Each command in the sequence MUST have its own idempotency_key. Keys MUST NOT be shared across different intents.

B. Sequence Root Tracking

The system MAY store a sequence_idempotency_root for trace grouping, but it MUST NOT be used to dedupe individual commands.

C. Duplicate Delivery Handling

If the original multi-intent message is duplicated (same message id delivered twice), the system MUST:

  • recognize duplicates at the message/context level (CSCP/CAMN), and
  • ensure commands already created/executed are not recreated/re-executed (IDS outcome replay behavior per command)

X. Evidence Requirements (EAS)

Evidence artifacts for each command MUST include (directly or via extensions):

  • sequence_root_id
  • sequence_index (0..N-1)
  • originating message_id

This allows auditors to reconstruct the sequence and verify that each mutation had its own confirmation and authz decisions.


XI. Failure Handling and Recovery

A. Partial Completion Behavior

If command k fails after commands 1..k-1 executed, the system MUST:

  • report partial completion clearly
  • provide recovery options for the failed command (retry/reprocess)
  • provide compensation options where applicable for previously executed commands (RCP), if the user wants to “undo the whole plan”

B. Atomicity Prohibition

The system MUST NOT claim atomic all-or-nothing behavior for arbitrary multi-intent sequences unless it can prove it with transactional boundaries (rare). Default is best-effort sequential with governed recovery.

C. Recovery Suggestions

OoC SHOULD present the sequence view:

  • executed steps
  • failed step and reason
  • next available actions (retry, compensate, cancel remaining)

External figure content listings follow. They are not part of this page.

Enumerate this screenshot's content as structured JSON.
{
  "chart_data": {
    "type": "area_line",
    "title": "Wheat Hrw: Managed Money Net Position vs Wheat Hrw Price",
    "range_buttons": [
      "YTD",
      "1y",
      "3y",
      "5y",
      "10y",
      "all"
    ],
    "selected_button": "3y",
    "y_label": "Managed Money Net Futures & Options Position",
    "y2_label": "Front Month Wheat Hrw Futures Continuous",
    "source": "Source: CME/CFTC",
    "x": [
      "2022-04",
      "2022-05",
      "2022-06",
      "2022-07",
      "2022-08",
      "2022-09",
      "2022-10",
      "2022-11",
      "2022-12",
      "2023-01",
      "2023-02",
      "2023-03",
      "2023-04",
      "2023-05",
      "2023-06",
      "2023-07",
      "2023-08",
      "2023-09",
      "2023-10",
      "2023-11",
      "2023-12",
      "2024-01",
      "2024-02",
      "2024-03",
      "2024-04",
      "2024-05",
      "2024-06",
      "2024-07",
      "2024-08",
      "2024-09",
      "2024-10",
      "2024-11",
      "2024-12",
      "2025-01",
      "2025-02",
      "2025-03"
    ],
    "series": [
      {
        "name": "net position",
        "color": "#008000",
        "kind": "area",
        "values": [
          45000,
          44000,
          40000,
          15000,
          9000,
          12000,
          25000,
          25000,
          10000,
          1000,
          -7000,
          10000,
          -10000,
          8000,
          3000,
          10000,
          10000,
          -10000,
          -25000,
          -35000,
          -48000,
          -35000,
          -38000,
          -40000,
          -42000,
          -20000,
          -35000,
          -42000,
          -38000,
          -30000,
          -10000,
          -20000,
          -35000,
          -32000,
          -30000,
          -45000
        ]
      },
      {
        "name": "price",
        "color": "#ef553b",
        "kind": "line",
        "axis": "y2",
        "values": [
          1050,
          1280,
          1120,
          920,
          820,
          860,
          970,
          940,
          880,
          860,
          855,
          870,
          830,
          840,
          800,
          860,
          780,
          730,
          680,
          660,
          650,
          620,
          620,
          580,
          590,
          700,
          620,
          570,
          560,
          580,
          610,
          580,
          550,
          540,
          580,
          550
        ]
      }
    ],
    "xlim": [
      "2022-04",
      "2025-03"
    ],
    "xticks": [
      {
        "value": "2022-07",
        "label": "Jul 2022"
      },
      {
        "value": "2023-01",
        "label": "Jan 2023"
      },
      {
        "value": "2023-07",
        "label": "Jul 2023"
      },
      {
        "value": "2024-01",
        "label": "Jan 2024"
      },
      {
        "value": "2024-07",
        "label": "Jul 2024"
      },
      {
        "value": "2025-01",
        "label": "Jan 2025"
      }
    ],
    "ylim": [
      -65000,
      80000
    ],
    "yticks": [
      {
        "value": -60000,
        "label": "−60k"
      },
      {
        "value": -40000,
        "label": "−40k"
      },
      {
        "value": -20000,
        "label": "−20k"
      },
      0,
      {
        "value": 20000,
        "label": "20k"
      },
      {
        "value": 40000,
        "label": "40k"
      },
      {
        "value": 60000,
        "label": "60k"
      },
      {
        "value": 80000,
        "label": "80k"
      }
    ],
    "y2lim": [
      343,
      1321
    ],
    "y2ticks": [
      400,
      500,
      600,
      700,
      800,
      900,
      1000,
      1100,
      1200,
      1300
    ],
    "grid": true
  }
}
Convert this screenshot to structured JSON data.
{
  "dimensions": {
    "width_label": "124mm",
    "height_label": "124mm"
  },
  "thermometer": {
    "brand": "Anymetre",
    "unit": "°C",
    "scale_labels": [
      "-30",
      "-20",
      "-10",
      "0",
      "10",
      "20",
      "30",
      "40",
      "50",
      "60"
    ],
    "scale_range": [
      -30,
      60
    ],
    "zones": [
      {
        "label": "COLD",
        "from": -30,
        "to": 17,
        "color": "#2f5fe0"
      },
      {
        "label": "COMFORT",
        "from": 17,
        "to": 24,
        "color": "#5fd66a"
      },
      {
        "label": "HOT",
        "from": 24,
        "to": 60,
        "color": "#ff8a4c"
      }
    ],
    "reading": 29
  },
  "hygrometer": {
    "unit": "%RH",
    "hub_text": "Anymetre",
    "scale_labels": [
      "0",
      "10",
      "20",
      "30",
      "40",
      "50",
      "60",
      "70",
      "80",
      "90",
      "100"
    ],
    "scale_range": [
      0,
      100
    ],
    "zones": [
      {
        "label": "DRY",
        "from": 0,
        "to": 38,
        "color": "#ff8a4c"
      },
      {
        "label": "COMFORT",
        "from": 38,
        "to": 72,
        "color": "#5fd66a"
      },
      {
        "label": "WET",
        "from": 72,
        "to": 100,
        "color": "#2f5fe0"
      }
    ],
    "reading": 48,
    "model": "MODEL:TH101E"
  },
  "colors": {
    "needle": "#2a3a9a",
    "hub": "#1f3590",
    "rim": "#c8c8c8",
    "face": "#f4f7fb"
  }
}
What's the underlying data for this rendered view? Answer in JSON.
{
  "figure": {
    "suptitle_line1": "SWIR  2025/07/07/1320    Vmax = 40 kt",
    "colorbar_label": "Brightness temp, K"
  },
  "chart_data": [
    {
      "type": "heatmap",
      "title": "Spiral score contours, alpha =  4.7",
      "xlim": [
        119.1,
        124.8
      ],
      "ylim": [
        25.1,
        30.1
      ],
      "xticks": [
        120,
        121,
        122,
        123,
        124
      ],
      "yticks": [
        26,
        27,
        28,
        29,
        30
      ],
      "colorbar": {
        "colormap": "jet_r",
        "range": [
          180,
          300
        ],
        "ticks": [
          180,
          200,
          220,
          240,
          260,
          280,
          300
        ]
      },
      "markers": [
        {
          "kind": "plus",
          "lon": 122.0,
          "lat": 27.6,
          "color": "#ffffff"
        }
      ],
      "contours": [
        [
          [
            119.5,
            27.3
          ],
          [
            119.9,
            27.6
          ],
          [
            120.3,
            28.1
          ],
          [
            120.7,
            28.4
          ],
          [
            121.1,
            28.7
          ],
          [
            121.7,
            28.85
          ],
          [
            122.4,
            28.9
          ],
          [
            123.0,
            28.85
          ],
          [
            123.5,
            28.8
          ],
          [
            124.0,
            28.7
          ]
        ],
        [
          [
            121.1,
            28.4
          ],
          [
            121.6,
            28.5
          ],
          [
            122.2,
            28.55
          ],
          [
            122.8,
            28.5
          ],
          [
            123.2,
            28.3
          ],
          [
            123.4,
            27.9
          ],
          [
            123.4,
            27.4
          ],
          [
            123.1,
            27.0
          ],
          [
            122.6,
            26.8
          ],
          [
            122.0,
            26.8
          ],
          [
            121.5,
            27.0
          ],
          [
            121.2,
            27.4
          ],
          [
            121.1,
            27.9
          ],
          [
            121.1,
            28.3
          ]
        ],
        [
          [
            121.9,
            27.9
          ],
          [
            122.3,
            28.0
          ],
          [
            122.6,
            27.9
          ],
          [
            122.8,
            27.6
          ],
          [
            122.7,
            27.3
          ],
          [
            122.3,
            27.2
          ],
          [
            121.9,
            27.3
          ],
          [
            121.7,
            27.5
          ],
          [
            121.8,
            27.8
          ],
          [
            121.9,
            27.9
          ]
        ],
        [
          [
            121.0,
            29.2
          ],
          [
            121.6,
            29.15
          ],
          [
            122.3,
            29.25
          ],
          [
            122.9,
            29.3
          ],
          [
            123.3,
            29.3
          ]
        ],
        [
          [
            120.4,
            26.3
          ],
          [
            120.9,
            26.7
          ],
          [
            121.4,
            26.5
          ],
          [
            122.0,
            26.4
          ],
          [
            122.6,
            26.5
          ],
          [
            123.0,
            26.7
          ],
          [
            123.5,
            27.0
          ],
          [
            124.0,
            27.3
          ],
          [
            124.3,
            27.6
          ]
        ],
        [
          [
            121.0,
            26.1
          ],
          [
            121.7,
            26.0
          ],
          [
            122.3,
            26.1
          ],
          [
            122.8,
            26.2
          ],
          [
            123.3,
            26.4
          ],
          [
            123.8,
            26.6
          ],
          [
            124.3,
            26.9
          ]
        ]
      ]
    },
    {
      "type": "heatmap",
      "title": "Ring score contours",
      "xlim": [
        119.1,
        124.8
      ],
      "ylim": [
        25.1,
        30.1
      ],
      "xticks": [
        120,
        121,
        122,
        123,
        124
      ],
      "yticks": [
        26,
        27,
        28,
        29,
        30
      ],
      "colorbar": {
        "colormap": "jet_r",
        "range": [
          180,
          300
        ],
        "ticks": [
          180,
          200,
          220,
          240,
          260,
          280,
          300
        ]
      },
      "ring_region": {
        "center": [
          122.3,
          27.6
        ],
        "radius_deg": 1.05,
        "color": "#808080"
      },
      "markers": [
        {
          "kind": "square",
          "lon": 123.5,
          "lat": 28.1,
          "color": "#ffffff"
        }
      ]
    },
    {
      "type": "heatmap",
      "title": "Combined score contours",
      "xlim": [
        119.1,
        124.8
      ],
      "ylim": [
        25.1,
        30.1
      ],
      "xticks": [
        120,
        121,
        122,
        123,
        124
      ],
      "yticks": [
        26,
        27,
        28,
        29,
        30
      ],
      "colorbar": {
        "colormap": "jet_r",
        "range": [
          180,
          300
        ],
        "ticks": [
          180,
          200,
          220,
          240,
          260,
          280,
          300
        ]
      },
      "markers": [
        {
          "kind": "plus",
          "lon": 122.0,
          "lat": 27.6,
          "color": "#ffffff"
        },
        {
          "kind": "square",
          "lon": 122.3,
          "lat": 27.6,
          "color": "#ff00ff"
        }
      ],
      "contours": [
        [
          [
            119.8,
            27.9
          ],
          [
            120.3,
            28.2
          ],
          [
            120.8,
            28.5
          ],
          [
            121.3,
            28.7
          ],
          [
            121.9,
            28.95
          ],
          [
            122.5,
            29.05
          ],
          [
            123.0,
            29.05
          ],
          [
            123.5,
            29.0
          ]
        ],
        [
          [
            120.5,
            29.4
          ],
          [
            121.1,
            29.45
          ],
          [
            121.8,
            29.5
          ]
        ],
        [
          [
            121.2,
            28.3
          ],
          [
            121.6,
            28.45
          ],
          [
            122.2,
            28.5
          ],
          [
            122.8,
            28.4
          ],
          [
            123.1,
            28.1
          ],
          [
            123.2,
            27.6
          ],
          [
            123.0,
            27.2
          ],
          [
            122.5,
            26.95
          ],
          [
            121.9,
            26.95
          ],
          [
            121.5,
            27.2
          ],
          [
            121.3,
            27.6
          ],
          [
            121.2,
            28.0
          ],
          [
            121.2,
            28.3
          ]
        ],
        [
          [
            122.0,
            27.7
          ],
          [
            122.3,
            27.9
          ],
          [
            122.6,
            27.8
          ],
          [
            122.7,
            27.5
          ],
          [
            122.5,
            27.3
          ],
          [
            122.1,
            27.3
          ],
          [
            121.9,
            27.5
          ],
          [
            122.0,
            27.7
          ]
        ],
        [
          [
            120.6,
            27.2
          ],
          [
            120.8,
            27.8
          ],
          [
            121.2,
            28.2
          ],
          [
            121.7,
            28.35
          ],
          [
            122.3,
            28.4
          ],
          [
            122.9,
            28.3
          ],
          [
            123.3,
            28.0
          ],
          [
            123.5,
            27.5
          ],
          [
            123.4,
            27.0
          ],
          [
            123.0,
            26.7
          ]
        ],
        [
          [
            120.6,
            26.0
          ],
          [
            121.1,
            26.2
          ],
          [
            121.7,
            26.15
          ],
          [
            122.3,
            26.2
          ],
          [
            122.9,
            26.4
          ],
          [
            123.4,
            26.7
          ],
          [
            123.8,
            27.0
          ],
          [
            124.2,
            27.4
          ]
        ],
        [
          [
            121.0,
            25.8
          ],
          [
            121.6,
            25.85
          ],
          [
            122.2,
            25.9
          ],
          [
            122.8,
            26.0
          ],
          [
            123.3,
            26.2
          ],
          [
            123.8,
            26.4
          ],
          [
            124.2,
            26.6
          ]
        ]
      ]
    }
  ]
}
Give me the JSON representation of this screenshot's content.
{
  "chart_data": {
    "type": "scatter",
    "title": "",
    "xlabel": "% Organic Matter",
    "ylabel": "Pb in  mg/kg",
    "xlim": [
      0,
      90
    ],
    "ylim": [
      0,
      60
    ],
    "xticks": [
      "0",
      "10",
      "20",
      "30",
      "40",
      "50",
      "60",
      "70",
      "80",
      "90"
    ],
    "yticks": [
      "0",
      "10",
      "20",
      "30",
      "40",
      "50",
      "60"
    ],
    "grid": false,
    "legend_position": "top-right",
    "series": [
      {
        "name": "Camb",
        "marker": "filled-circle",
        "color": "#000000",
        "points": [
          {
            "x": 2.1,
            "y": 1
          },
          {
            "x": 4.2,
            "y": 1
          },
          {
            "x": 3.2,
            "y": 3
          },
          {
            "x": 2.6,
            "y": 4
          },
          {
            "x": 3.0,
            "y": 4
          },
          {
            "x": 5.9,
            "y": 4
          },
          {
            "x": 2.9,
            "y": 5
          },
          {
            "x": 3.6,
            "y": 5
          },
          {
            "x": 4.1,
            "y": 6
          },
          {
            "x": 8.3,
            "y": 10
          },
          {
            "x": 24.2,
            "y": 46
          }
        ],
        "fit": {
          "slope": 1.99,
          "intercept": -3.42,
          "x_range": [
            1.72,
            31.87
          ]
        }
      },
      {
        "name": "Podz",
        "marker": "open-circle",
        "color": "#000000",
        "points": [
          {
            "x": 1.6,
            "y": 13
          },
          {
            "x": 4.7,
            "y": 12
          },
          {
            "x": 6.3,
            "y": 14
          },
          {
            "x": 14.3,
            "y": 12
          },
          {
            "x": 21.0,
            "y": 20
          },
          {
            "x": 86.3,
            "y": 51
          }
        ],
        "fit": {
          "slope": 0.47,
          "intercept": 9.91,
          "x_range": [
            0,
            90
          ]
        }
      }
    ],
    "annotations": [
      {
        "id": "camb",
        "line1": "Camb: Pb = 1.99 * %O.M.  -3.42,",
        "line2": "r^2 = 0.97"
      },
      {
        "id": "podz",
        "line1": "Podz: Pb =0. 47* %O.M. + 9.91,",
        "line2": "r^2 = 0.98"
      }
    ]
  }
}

XII. Context Interaction (CSCP)

When a multi-intent message is detected:

  • context MUST store pending_sequence_root_id
  • context MUST store which command is currently awaiting confirmation
  • “yes/no” replies MUST apply only to the currently pending command, not the whole sequence

XIII. Conformance Requirements

An implementation is MIPSE-compliant if:

  1. it splits multi-intent messages into multiple command envelopes
  2. each mutating command has its own confirmation/approval gates
  3. idempotency is per-command and duplicates do not duplicate effects
  4. evidence links commands to a common sequence_root_id
  5. partial failure yields clear recovery/compensation options

XIV. Security Considerations

Multi-intent is a major safety hazard in conversational systems because it encourages ambiguous approvals. MIPSE prevents privilege escalation via “one yes to many actions” and reduces blast radius by forcing per-command gating and evidence. It also reduces STT ambiguity exploitation by isolating confirmations.


XV. Conclusion

MIPSE makes multi-intent safe and auditable by converting compound messages into governed command sequences. This preserves the WhatsApp-first invariants: canonical envelopes, per-command confirmations, strict idempotency, evidence-backed execution, and recoverable partial failures—without relying on dashboards.


References

[1] RFC-WF-0003, Conversational Command Protocol (CCP).
[2] RFC-WF-0005, Command Registry & Capability Declaration (CRCD).
[3] RFC-WF-0010, Idempotency & Delivery Semantics (IDS).
[4] RFC-WF-0018, State Model & Command Lifecycle (SMCL).
[5] RFC-WF-0034, Conversation State & Context Persistence (CSCP).
[6] RFC-WF-0022, Human-in-the-Loop Profiles & Approval Flows (HAPF).
[7] RFC-WF-0015, Policy Packs & Governance Profiles (PPGP).


Concepts and Technologies

Multi-intent detection, command sequencing, per-command confirmations, sequence root IDs, per-command idempotency, partial completion handling, governed compensations, context-bound confirmations, evidence-linked sequences.